The latest public proclamation from Scalia is even worse. In Switzerland, Scalia responded to a question about the claims of detainees like Salim Ahmed Hamdan by saying "give me a break." Hamdan -- Osama bin Laden's former driver -- is arguing that the federal courts should have jurisdiction over his case, but Scalia dismissed the premise of his claims and emphasized that "if he was captured by my army on a battlefield, that is where he belongs... Scalia's statements are a textbook example of an improper public statement by a jurist. He should clearly withdraw from the case. Not only did he indicate that he had already made up his mind on the subject before Hamdan made a single argument, but he expressed a personal interest that affected his decision...
Jurists are barred from speaking publicly about the merits of pending cases because they are supposed to be impartial and open arguments from all parties. But Scalia has reinforced the view of this court as pre-wired for certain results. The trend is now obvious, but the direction should disturb lawyers and non-lawyers alike...
IN CONCLUSIONI’ll conclude with one more example of blatant judicial activism by a conservative Supreme Court justice. This particular opinion was rendered by Chief Justice Morrison R. Waite in 1886. Fittingly, this example also involves a gross abuse of our Fourteenth Amendment. Before any oral arguments took place in
the case of
Santa Clara County v. Southern Pacific Railroad Company, and without any explanation whatsoever,
Waite simply announced:
The court does not wish to hear argument on the question whether the provision in the Fourteenth Amendment to the Constitution, which forbids a State to deny to any person within its jurisdiction the equal protection of the laws, applies to these corporations. We are all of the opinion that it does.
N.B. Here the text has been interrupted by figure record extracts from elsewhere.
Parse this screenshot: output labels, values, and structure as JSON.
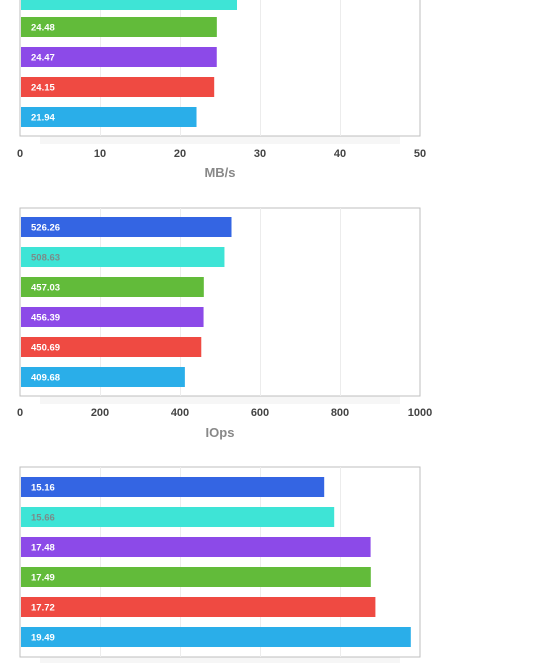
{
  "chart_data": [
    {
      "type": "bar",
      "orientation": "horizontal",
      "xlabel": "MB/s",
      "xlim": [
        0,
        50
      ],
      "ticks": [
        "0",
        "10",
        "20",
        "30",
        "40",
        "50"
      ],
      "grid": true,
      "bars": [
        {
          "value": 27.0,
          "label": "",
          "color": "#3ee4d6",
          "text_color": "#ffffff"
        },
        {
          "value": 24.48,
          "label": "24.48",
          "color": "#62bb3a",
          "text_color": "#ffffff"
        },
        {
          "value": 24.47,
          "label": "24.47",
          "color": "#8c4ae8",
          "text_color": "#ffffff"
        },
        {
          "value": 24.15,
          "label": "24.15",
          "color": "#ef4a42",
          "text_color": "#ffffff"
        },
        {
          "value": 21.94,
          "label": "21.94",
          "color": "#2aaee9",
          "text_color": "#ffffff"
        }
      ]
    },
    {
      "type": "bar",
      "orientation": "horizontal",
      "xlabel": "IOps",
      "xlim": [
        0,
        1000
      ],
      "ticks": [
        "0",
        "200",
        "400",
        "600",
        "800",
        "1000"
      ],
      "grid": true,
      "bars": [
        {
          "value": 526.26,
          "label": "526.26",
          "color": "#3465e3",
          "text_color": "#ffffff"
        },
        {
          "value": 508.63,
          "label": "508.63",
          "color": "#3ee4d6",
          "text_color": "#7a8c8a"
        },
        {
          "value": 457.03,
          "label": "457.03",
          "color": "#62bb3a",
          "text_color": "#ffffff"
        },
        {
          "value": 456.39,
          "label": "456.39",
          "color": "#8c4ae8",
          "text_color": "#ffffff"
        },
        {
          "value": 450.69,
          "label": "450.69",
          "color": "#ef4a42",
          "text_color": "#ffffff"
        },
        {
          "value": 409.68,
          "label": "409.68",
          "color": "#2aaee9",
          "text_color": "#ffffff"
        }
      ]
    },
    {
      "type": "bar",
      "orientation": "horizontal",
      "xlabel": "",
      "xlim": [
        0,
        20
      ],
      "ticks": [],
      "grid": true,
      "bars": [
        {
          "value": 15.16,
          "label": "15.16",
          "color": "#3465e3",
          "text_color": "#ffffff"
        },
        {
          "value": 15.66,
          "label": "15.66",
          "color": "#3ee4d6",
          "text_color": "#7a8c8a"
        },
        {
          "value": 17.48,
          "label": "17.48",
          "color": "#8c4ae8",
          "text_color": "#ffffff"
        },
        {
          "value": 17.49,
          "label": "17.49",
          "color": "#62bb3a",
          "text_color": "#ffffff"
        },
        {
          "value": 17.72,
          "label": "17.72",
          "color": "#ef4a42",
          "text_color": "#ffffff"
        },
        {
          "value": 19.49,
          "label": "19.49",
          "color": "#2aaee9",
          "text_color": "#ffffff"
        }
      ]
    }
  ]
}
This offhand statement – which cannot possibly constitute an official opinion of the court, which is always preceded by extensive research and debate, finalized with a vote of the nine justices, and accompanied by an extensive explanation – has since been considered the law of the land.
And as such it has greatly increased the power of corporations against individuals by allowing them the protections given to persons under our Constitution, even though corporations are simultaneously showered with various powers that
actual persons don’t have and exempted from many of the responsibilities and obligations that
actual persons have. The advantages that this has provided to corporations have been enormous, as exemplified by Scalia’s above noted complaint about the muzzling of corporate bribery… I mean speech.
How much more activist can one get than for a Chief Justice of the USSC to change our Constitution with a mere wave of his hand, without subjecting his decision to debate, vote, or explanation – either formal or informal?
Given the blatant judicial activism and hypocrisy of the judges who are the icons of the radical conservative movement in the United States, one should hope that some day before very long, either the leaders of the Democratic Party or our national news media would call them on their hypocrisy. There is no better time to do that then right now, as they attempt to pummel a Democratic nominee for the U.S. Supreme Court, using the hypocrite’s law of opposites to accuse her of judicial activism.